Using fragments of a mouse Type IV (BM) collagen cDNA as probes, we 
have identified two clones containing BM-like collagen genes (CH#1 and 
CH#2) from a C.  elegans genomic sublibrary of collagen containing 
phage.  The two genomic clones were isolated by screening the 
sublibrary with a fragment of the mouse Type IV collagen cDNA that 
does not contain any Gly-X-Y coding sequence and does not cross 
hybridize to other collagen genes.  Under relatively high stringency 
conditions, CH#1 and CH#2 hybridize more strongly to the Gly-X-Y 
portion of the mouse Type IV cDNA than do any of the other C.  elegans 
collagen clones.  CH#1 and CH#2 have been restriction mapped and both 
genes span about a 6-7 kb region within the clones.  The restriction 
maps are different from each other indicating that these two genes 
encode two distinct alpha polypeptide chains of Type IV collagen.  
Both clones were radioactive labeled and probed to Northern blots.  
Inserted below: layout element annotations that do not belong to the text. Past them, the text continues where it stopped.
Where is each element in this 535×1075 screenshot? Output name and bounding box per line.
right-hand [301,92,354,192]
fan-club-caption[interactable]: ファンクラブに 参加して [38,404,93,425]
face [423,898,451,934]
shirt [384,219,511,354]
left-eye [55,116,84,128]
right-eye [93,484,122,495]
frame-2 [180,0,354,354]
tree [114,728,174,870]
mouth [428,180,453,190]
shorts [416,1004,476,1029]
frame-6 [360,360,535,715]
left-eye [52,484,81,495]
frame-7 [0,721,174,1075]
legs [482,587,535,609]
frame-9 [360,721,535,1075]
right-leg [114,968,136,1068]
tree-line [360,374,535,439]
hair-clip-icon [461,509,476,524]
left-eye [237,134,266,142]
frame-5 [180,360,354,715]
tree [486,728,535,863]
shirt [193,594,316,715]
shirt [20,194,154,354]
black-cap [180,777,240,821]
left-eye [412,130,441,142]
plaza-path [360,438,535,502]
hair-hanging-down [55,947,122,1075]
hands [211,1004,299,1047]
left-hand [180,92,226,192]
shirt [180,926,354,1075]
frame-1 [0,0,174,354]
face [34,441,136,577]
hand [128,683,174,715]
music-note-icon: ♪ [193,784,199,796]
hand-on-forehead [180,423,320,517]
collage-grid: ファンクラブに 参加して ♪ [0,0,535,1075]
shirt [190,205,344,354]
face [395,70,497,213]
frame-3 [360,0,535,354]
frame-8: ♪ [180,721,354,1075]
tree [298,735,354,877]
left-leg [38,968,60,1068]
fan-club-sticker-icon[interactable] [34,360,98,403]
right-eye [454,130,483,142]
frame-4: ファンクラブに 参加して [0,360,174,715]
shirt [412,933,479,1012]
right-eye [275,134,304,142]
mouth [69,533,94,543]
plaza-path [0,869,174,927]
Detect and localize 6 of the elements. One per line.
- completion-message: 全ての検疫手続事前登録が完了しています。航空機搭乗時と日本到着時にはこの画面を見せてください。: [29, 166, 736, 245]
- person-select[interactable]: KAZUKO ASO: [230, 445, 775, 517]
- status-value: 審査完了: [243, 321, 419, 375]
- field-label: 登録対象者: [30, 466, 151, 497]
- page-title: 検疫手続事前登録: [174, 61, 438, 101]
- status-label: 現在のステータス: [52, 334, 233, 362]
The results show that both genes produce 5.5 kb long transcripts, 
similar in size to the mouse and human Type IV collagen transcripts, 
but much larger in size than the C.  elegans cuticle collagen 
CH#1 and CH#2 have been placed onto contigs by the MRC group.  The 
genetic location of the CH#1 contig is not known.  CH#2 has been 
mapped to linkage group III, about 100 kb to the right of the lin-12 
locus.  Several embryonic lethal genes are located in this region.  We 
have examined mutants of these genes briefly.  One of these genes, emb-
9, has temperature sensitive mutant phenotypes that could result from 
defects in BM.  Morphologically, emb-9 appears very similar to let-2, a 
gene previously found to cause BM defects (J.  Kramer and J.  Priess). 
Two of the five emb-9 alleles are semidominant, suggestive of a 
structural protein like a BM collagen.  emb-9 is being analyzed to 
determine if it is the CH#2 BM collagen gene, and this may provide the 
means to begin a genetic analysis of BM structure and function.